Fast Growing of Pancreas Cancer in a Patient with Familial Susceptibility
Marco Del Chiaro, Elena Rangelova, Christoph Ansorge, John Blomberg, Åke Andren-Sandberg, Ralf Segersvard
Division of Surgery, Department of Clinical Science, Intervention and Technology (CLINTEC), Karolinska Institutet. Stockholm, Sweden
Context A positive family history is a well defined risk factor for the development of pancreatic cancer. However, data is scarce regarding time of progression in these families and no clear guidelines are available about time interval and modality when to follow these individuals. Case report A 47-year-old male with two first-degree relatives dead of pancreatic cancer (mother 53 and sister 40 years, respectively). In 2007 at the age of 43, the patient was included into a screening program by annual CT scans at a community hospital. In 2009, after two years of negative screening, it was suggested to increase the interval to biannual CTs.

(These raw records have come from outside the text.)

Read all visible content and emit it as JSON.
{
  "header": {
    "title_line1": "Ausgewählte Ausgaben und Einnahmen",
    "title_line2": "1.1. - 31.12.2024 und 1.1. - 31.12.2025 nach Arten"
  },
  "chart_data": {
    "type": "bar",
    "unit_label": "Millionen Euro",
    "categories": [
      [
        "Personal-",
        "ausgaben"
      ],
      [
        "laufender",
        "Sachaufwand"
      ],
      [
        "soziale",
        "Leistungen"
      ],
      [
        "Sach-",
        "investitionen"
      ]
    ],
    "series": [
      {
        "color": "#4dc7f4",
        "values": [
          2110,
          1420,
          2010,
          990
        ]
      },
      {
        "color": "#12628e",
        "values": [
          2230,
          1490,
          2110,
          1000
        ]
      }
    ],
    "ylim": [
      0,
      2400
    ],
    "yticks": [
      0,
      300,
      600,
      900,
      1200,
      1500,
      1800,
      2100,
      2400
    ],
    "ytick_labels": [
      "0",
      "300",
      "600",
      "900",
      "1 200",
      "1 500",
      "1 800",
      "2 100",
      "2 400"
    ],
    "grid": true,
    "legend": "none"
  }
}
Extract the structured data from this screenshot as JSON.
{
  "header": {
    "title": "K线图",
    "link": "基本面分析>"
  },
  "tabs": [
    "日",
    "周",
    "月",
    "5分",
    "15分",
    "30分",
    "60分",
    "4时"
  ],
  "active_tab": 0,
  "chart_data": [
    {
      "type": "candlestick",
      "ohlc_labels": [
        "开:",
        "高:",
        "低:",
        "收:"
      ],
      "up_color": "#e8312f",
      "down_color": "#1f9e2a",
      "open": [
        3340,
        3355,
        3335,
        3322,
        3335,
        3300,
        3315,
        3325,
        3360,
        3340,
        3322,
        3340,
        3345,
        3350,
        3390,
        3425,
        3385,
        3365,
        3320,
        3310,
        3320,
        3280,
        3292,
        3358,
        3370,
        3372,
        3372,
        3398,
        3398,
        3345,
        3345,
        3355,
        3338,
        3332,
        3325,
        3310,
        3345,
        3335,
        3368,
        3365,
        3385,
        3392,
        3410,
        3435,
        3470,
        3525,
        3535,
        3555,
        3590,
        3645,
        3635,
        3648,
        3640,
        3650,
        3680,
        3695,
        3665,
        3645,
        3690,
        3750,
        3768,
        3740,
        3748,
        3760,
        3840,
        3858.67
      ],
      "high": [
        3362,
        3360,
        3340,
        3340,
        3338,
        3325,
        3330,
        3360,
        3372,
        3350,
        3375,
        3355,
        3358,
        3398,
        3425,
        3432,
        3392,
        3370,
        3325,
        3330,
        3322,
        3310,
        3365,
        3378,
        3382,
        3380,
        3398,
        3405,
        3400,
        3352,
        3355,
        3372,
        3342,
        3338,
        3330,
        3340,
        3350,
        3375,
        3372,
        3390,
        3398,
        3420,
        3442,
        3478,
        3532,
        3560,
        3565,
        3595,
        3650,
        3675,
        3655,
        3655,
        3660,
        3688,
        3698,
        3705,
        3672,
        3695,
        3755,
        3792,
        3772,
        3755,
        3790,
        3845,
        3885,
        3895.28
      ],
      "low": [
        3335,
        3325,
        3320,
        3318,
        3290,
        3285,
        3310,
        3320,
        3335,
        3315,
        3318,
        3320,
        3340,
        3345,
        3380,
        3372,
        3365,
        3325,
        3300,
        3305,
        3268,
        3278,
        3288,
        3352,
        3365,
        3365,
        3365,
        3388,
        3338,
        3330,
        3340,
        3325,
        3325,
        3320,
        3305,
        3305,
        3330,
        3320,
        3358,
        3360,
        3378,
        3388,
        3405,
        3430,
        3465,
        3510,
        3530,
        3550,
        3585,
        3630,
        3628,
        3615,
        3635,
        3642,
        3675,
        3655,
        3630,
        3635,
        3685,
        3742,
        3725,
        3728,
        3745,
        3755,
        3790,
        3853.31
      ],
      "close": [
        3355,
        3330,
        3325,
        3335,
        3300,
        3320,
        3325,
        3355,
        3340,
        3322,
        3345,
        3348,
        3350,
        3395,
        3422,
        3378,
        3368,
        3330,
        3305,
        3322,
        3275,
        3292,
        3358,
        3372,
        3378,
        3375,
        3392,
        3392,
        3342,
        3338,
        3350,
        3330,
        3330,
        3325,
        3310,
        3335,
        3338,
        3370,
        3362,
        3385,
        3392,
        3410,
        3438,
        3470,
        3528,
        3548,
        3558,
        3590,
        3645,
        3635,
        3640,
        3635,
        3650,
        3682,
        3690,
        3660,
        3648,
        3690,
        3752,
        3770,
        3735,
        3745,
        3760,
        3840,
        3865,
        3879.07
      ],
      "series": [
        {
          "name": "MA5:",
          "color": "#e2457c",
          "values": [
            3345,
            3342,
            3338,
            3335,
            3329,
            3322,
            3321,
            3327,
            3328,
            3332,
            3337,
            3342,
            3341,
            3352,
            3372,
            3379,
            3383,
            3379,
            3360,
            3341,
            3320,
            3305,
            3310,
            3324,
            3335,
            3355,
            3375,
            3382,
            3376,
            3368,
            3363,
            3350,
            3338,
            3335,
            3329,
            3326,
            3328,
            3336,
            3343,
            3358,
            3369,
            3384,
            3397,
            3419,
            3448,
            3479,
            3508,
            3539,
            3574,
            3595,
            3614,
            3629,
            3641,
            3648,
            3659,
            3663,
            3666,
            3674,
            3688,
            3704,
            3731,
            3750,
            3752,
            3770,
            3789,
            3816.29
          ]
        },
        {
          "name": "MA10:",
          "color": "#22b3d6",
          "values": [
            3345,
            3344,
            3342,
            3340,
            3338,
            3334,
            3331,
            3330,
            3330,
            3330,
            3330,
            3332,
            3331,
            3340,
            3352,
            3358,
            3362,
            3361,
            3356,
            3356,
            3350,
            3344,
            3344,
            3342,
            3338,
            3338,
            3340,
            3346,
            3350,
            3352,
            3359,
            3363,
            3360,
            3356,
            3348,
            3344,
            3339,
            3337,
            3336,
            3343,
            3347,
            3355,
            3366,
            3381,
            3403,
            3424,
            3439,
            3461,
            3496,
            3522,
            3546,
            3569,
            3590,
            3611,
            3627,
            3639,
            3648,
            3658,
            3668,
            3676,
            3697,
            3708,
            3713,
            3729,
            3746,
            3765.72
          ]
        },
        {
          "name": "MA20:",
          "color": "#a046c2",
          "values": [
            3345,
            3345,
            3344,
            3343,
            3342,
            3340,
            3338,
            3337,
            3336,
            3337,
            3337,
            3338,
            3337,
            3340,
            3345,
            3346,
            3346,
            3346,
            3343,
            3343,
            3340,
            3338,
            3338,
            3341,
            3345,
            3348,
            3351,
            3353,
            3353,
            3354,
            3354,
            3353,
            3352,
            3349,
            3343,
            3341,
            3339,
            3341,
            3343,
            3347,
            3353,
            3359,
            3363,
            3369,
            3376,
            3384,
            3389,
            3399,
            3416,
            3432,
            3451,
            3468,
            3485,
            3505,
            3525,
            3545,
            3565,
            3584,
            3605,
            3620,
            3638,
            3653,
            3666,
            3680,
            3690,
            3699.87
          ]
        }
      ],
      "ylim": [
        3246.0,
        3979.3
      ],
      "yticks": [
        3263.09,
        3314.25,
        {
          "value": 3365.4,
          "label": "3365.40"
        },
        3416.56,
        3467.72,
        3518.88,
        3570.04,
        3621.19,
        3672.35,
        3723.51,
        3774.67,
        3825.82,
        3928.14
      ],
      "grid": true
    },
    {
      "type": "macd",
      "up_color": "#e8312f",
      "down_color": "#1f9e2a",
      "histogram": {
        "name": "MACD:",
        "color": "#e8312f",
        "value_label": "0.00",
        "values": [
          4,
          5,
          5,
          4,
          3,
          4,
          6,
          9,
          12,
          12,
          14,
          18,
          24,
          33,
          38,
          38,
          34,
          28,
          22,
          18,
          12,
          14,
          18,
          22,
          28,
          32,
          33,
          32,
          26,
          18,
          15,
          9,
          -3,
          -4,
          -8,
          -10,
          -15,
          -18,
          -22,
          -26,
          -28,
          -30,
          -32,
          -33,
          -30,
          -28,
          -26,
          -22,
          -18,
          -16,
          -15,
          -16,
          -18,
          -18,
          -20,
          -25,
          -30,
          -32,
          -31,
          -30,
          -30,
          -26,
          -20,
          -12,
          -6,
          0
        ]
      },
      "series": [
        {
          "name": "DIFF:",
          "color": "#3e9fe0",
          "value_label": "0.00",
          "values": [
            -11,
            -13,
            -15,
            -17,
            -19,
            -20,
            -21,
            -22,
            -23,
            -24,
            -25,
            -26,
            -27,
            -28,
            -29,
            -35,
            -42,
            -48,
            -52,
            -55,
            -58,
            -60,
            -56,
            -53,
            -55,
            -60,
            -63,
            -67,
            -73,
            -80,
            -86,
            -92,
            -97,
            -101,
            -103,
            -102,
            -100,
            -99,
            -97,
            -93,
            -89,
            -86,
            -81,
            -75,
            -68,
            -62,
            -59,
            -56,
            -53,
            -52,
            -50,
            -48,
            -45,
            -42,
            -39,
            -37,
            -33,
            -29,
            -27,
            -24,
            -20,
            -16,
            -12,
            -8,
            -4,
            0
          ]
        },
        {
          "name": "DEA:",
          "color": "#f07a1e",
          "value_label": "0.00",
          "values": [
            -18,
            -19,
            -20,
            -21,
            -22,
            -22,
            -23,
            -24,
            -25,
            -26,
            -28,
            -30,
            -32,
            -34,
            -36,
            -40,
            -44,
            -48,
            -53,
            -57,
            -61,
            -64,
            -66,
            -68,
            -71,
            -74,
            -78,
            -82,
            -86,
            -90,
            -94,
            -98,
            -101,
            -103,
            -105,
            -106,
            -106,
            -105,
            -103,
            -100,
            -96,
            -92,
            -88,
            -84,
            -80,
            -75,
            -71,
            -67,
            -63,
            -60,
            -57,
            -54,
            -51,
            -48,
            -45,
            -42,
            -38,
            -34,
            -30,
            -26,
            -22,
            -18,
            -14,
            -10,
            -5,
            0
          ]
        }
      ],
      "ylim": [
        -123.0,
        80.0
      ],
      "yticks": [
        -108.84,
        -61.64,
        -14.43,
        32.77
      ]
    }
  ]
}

At the beginning of 2011 the patient was admitted due to abdominal pain and jaundice. Imaging showed a 3 cm large tumor in the head of the pancreas with encasement of a replaced right hepatic artery from the superior mesenteric artery. The patient underwent total pancreatectomy with en block resection of the right hepatic artery, rebuilt by a rotation end-to-end anastomosis to the splenic artery. Histology showed pancreatic ductal adenocarcinoma (pT3, pN1, pM0). At 12-month follow up no recurrence has been detected. Conclusion A positive familial history is a risk factor to develop pancreatic cancer. In this family, as suggested by the EUROPAC, two first-degree affected, with a cumulative age at the diagnosis less than 110 years, is an important risk factor. The current case suggests that an annual screening seems reasonable and safer than longer intervals of time.